VENERATED actor Edward Fox sprinkled some star dust on a new bust of Sir John Betjeman near the poet's former home in Wantage.

The double BAFTA Award winner, who lives nearby, read two of the former Poet Laureate's poems about Wantage at an unveiling ceremony on Sunday.

Wantage Town Council, which raised the £20,000 to commission the sculpture, officially presented it to the town on the 110th anniversary of the poet's birth – August 28.

The bronze bust, which now stands outside the Vale and Downland Museum, was created by West Oxfordshire sculptor Martin Jennings.

It is an exact replica of the head and shoulders of his John Betjeman statue which was installed at St Pancras Station in London in 2007.

Former Wantage mayor Fiona Roper, who led fundraising for the bust for the past five years, said: "It was brilliant, we could not have asked for a better day.

"It fits very nicely outside the museum and everyone is really pleased with it.

"The high point was definitely having Edward Fox there – he said it was a fantastic event and he was very pleased to be associated with it."

More than 70 people attended Sunday's ceremony, including the sculptor himself, members of John Betjeman's family and parish priest Fr. John Salter, who blessed the statue.

Sir John and his wife Penelope lived in the Mead, Wantage, from 1951 to 1972 and he wrote two poems about the town, Wantage Bells and On Leaving Wantage.

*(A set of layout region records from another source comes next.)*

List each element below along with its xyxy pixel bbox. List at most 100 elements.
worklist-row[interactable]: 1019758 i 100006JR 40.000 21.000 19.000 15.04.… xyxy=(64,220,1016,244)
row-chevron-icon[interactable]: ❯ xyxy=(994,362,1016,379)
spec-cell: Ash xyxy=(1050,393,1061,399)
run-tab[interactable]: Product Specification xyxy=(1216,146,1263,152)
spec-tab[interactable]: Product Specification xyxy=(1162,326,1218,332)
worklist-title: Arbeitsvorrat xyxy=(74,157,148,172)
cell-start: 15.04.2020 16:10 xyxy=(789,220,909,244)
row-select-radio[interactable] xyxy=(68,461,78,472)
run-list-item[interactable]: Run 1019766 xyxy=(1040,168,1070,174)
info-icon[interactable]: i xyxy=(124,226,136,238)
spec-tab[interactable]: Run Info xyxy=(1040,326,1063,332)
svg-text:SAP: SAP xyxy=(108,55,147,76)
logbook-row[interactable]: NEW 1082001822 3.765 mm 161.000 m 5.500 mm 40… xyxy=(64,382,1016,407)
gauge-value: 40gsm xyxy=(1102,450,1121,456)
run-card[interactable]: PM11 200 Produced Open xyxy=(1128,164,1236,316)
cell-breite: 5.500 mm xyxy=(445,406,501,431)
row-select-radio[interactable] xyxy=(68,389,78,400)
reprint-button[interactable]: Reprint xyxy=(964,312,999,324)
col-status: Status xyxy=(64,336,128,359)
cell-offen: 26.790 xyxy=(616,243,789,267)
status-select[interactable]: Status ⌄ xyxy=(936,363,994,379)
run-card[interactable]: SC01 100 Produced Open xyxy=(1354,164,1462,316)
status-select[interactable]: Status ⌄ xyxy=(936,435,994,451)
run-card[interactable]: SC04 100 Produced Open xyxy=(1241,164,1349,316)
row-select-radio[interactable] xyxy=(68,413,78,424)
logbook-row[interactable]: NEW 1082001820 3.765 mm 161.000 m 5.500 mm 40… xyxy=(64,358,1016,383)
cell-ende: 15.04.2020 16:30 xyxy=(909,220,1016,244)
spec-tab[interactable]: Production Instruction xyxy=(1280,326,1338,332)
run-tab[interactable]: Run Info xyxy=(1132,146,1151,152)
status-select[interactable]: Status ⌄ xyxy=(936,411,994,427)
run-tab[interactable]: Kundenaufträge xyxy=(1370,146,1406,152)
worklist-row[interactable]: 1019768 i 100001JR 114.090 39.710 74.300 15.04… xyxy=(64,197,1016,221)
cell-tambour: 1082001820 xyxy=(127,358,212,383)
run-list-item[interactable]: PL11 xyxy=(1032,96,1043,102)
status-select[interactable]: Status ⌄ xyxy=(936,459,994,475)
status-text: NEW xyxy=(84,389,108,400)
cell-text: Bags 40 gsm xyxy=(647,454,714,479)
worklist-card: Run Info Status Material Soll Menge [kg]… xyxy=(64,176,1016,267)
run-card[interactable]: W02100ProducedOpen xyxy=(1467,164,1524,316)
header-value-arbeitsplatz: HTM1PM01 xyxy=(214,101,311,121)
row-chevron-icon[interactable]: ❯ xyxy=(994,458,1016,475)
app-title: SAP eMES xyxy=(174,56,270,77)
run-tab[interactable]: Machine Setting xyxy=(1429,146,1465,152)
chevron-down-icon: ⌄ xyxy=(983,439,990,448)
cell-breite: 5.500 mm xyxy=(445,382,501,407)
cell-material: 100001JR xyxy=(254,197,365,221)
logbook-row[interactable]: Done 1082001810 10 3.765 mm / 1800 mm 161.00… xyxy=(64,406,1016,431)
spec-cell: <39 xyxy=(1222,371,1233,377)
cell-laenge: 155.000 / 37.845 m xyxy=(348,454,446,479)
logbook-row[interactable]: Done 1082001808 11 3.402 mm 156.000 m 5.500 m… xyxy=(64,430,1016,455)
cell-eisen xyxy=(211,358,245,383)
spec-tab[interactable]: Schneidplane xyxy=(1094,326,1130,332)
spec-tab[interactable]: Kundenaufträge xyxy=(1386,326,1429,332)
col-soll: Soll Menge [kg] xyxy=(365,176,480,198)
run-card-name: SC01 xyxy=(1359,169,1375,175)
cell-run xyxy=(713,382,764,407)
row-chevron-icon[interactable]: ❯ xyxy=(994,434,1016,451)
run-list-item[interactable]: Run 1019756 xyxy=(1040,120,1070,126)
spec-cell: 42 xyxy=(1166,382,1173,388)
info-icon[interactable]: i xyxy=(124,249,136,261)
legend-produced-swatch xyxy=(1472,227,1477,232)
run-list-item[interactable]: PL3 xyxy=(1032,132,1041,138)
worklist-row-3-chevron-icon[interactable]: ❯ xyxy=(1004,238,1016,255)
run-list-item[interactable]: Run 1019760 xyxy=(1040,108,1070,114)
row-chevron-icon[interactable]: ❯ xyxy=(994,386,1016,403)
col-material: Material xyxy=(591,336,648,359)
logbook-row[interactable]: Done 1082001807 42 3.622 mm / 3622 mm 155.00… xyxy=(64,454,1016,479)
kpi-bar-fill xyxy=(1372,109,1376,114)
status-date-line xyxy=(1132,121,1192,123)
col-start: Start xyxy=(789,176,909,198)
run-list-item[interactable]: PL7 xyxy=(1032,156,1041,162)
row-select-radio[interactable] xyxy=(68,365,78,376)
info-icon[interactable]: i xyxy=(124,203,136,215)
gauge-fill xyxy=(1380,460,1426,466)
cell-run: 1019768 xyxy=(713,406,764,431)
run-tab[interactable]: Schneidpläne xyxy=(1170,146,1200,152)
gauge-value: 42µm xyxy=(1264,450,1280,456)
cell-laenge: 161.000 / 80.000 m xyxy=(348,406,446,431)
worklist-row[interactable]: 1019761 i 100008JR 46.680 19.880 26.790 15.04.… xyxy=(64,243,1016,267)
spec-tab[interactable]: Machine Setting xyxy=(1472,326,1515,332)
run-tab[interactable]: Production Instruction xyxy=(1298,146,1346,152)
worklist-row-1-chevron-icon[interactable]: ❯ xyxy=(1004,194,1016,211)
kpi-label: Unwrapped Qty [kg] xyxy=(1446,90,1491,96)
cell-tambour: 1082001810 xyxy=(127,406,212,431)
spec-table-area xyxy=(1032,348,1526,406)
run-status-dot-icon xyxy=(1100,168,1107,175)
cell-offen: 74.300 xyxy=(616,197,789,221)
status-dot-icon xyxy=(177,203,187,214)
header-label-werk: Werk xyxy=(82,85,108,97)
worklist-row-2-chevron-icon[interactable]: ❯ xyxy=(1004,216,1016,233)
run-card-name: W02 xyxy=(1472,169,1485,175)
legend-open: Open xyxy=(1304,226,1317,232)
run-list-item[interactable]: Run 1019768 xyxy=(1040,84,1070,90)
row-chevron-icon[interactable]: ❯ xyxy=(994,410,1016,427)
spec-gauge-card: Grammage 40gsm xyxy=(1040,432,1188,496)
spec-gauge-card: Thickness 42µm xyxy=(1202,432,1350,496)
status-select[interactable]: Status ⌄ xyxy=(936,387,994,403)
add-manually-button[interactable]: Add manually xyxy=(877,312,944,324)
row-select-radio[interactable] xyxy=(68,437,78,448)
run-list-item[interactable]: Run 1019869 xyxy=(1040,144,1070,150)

He had a long association with the parish church opposite the museum and successfully lobbied for a weather vane to be put on the church tower.

He was also a governor at St Mary's School in Wantage and a churchwarden.

Wantage Town Council first applied for planning permission to erect a £50,000 replica of the St Pancras Betjeman statue in the churchyard in 2011.

Vale of White Horse District Council granted permission but the council eventually agreed to have a more modest bust at the museum opposite.

Mrs Roper secured funding for the sculpture from the Wantage Joint Economic Forum, various charitable trusts and private donors in the Wantage area.

The new bust stands atop a two-metre-high plinth and is inscribed with the words "John Betjeman – 1906 - 1984 – Poet and Parishioner".

It joins the town's other tributes to the great man, the John Betjeman Memorial Park just a stone's throw away from the museum across the Letcombe Brooke and the annual (not just) Betjeman Literary Festival.

The unveiling also coincides with an exhibition inside the museum on the Betjemans' life in Wantage, including Mrs Betjeman's much-loved King Alfred's Kitchen, which runs until September 10.

The town council hopes the bust will attract more Betjeman buffs to the town.